At the search headquarters at an Applegate Rural Fire District No. 9 station on Highway 238, the bad news rippled through waiting search teams and firefighters, as heads and shoulders dropped under the weight of emotion.

"This is a major tragedy, to lose two from our department unexpectedly," Medford Fire Chief Dave Bierwiler said.

He said Wells had been with the department for 15 years and had previously worked at Klamath County Fire District No. 1. He is survived by his wife and a daughter, who is in college.

Gurr had worked at the Medford department for nine years and had previously worked for the Phoenix Fire Department. He is survived by his wife and two young daughters.

Firefighters who live together during their 24-hour work shifts and trust one another as they respond to potentially life-threatening emergencies form an especially close bond, Bierwiler said.

"We are brothers," said Lance Gray, president of the Medford firefighters union. "We are family."

The department treated the news of the two deaths like other emergencies they respond to, setting up an incident command post to coordinate information and action, Bierwiler said.

All employees were called to a meeting Friday morning, where counselors were available, to hear the news.

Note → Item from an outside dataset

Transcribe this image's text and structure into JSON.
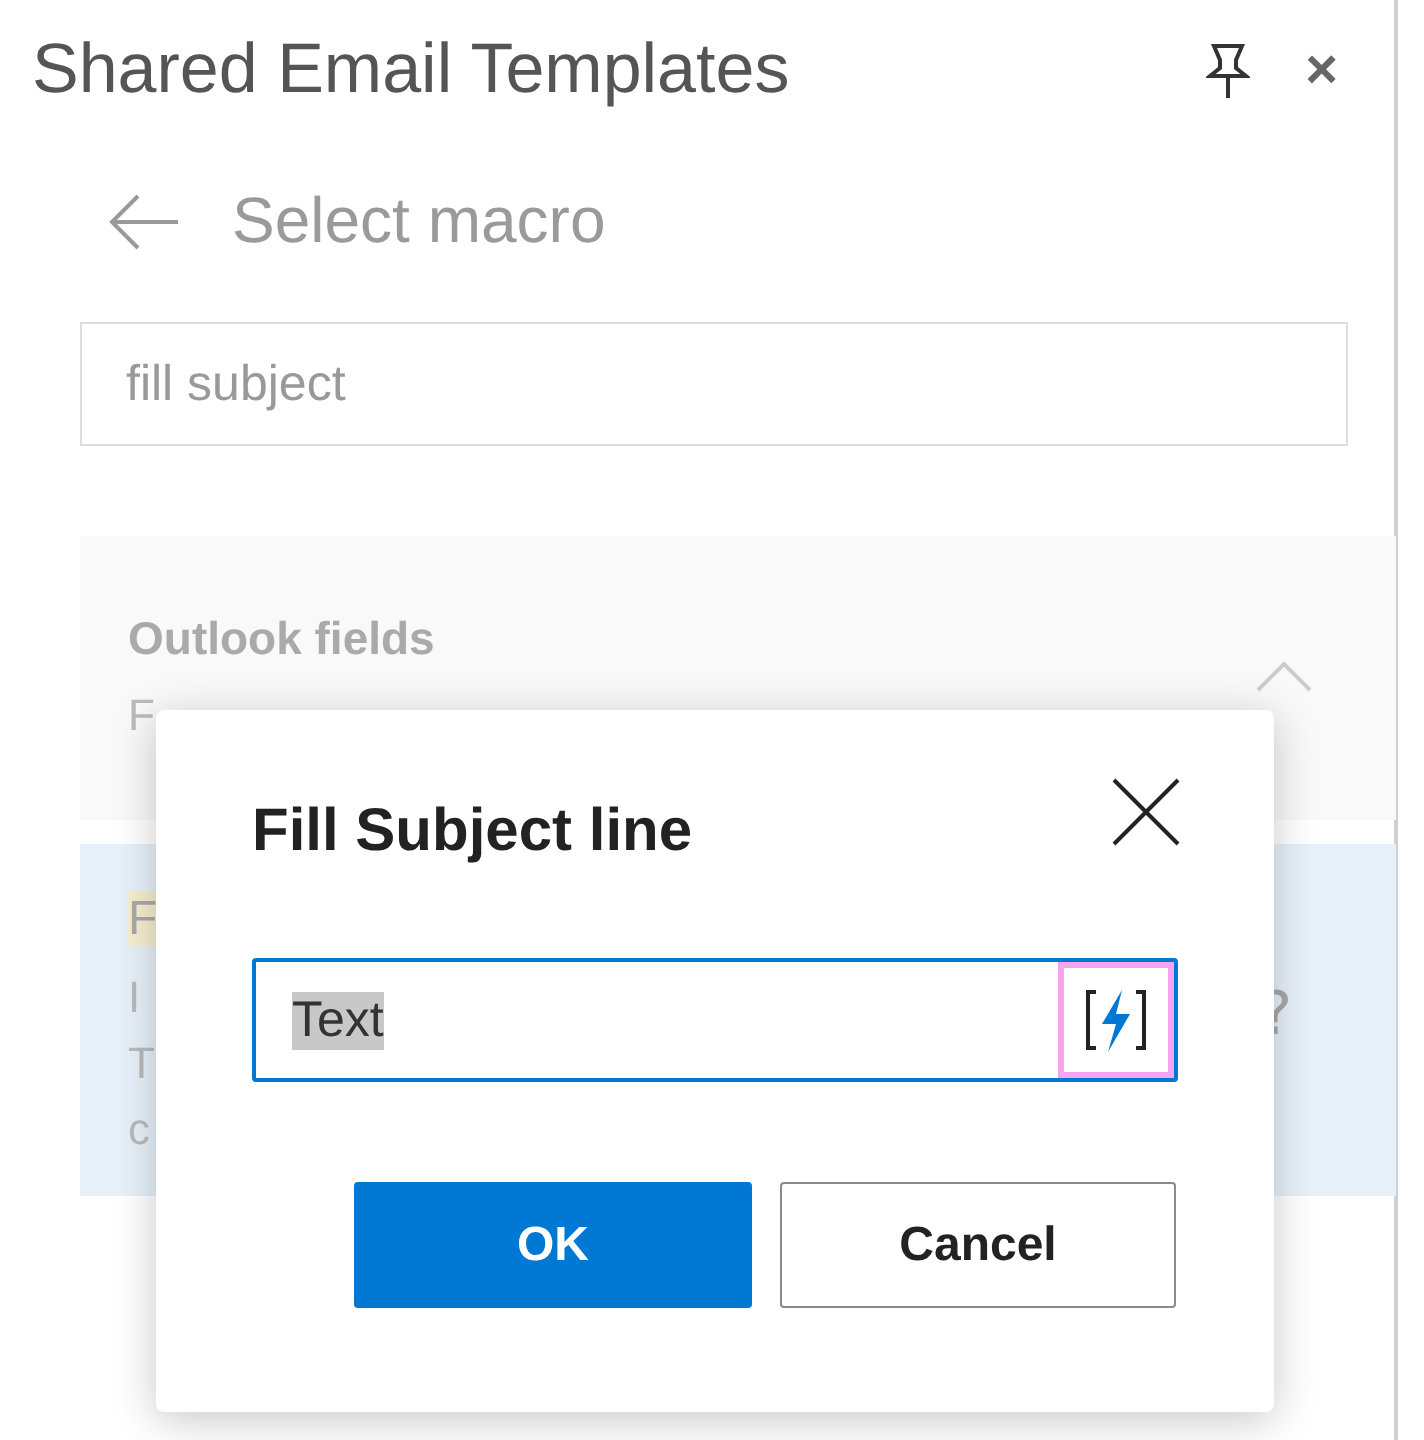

A phone tree was put into action so firefighters could relay the announcement and reassure their own families that they were OK. Crews from Districts 3 and 5 came to Medford to cover any calls during that time.

Gray said departments across the state called and offered to send crews and trucks to maintain fire protection here while local firefighters grieve and memorialize their fellows. Services will be set later by the families, officials said.

Bierwiler and Gray said the department has assigned firefighters and family friends to tend to the Gurr and Wells families in the coming days and weeks.

"We are going to do everything we can to take care of the spouses and families," Bierwiler said.

Gray said both of the men who died had owned motorcycles and quads for as long as he had known them and loved riding and being outdoors.

"They were great guys," he said. "They will be missed."

Winters said the ATV was about 6 months old when the two friends took it out for an afternoon of fun Thursday. He said it wasn't clear Friday who owned the vehicle. They had climbed the long, steep slope, but near the top, the vehicle toppled backward, tumbling between 1,500 and 2,000 feet down the hill. No information was released on whether the two were using safety equipment.

The bodies were recovered Friday morning by helicopter. A helicopter and crew was dispatched Friday afternoon to collect the vehicle wreckage.